Publisher: Cannongate Books
Release Date: 9th May 2013
Edition: ebook, review/purchased copy
Other Titles by this Author: The Last Family in England, The Dead Father’s Club, Samuel Blink and the Forbidden Forest, The Runaway Troll, The Radleys, To Be a Cat
It’s hardest to belong when you’re closest to home...
One wet Friday evening, Professor Andrew Martin of Cambridge University solves the world’s greatest mathematical riddle. Then he disappears.
When he is found walking naked along a motorway, Professor Martin seems different. Besides the lack of clothes, he now finds normal life pointless. His loving wife and teenage son seem repulsive to him. In fact, he hates everyone on the planet. Everyone, that is, except Newton. And he’s a dog.
Can a bit of Debussy and Emily Dickinson keep him from murder? Can the species which invented cheap white wine and peanut butter sandwiches be all that bad? And what is that warm feeling he gets when he looks into his wife’s eyes?
The premise of The Humans is both startlingly original and completely obvious and it drew me right in!
The new version of Andrew Martin that narrates The Humans made me think about just how damn weird we humans are. Our rules and regulations, spoken and unspoken, are strange and even a little unnatural; our actions make no sense most of the time; we can be pretty damn stupid; but we’re also pretty wonderful because of that. The kind of everyday things that we do, say and think on a daily basis are given a new light in a way that only through the eyes of an alien would be see.
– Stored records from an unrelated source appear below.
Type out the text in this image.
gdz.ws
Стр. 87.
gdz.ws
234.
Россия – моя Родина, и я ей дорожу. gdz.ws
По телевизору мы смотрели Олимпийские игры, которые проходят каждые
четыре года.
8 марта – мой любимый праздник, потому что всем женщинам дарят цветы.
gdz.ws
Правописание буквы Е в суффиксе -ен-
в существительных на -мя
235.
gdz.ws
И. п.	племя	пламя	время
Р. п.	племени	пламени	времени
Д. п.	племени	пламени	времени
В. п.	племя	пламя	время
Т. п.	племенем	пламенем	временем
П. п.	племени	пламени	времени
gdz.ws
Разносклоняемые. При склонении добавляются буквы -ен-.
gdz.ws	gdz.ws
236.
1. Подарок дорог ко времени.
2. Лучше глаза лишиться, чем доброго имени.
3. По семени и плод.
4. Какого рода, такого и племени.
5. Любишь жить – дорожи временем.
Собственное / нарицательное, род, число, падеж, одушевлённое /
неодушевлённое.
To give you a taste of the brilliant humour in The Humans: when the alien that takes over Andrew’s body first arrives on earth he reads a copy of Cosmo. That is what he initially bases his ideas of love, sex and relationships on. Naturally, some mishaps ensue. Watching him learn the confusing ways of the world was so endearing and occasionally frustrating, especially involving his new family.
The Humans is thoughtful, hopeful and honest and I loved every page. I now plan to go and devour Matt Haig’s backlist while I wait for his next book.
Thanks to NetGalley/Cannongate for the review copy. However, it wouldn’t download so I had to buy it!